1945/46 beginnt Heinrich Riemerschmid mit dem Aufbau der zerstörten Farbrikanlagen, Beschaffung von Rohstoffen für die Essigfabrikation und für die Produktion eines pharmazeutischen Klostergeistes. Alkohol für Trinkzwecke war von der Besatzungsmacht verboten. Erst mit der Währungsreform 1948 gab es wieder Alkohol für Trinkzwecke, aber mit einer nie zuvor dagewesenen Steuer.

1963 ist München bereits eine Millionenstadt. Riemerschmid und die Praterinsel stehen für Marken wie "Escorial Grün", der erste systematisch beworbene Likör der Nachkriegszeit, der "Oberbayerischer Gebirgsenzian" aus der ältesten Enzianbrennerei Münchens oder die alkoholfreie Spezialtät "Sangrita".

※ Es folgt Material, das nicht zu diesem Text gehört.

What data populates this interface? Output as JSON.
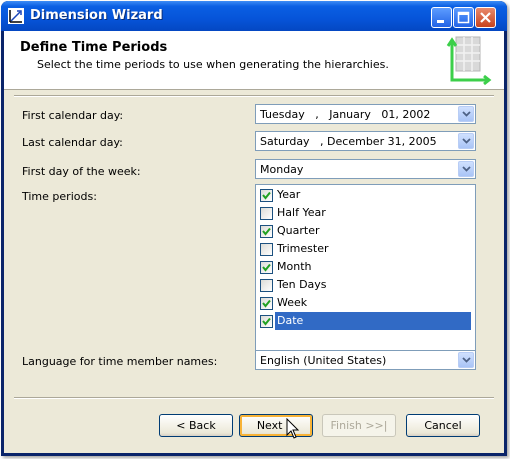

1971, im Vorjahr der olympischen Spiele von München, übernimmt Heinrich Riemerschmid die Firma Donath, eine Fruchtsaft-Kelterei aus dem Jahre 1893, als Alleininhaber.

Vier Jahre später, 1975, Carl Orff wird Ehrenbürger der Stadt München, übernimmt die Firmengruppe Riemerschmid als weiteres Unternehmen die Wolfra-Kelterei, die im Jahre 1930 im bayerischen Wolfratshausen bei München gegründet worden war.

Verbunden durch gemeinsame Geschichte bleiben Riemerschmid und die Praterinsel im Bewußtsein nicht nur der Münchner, eine Einheit.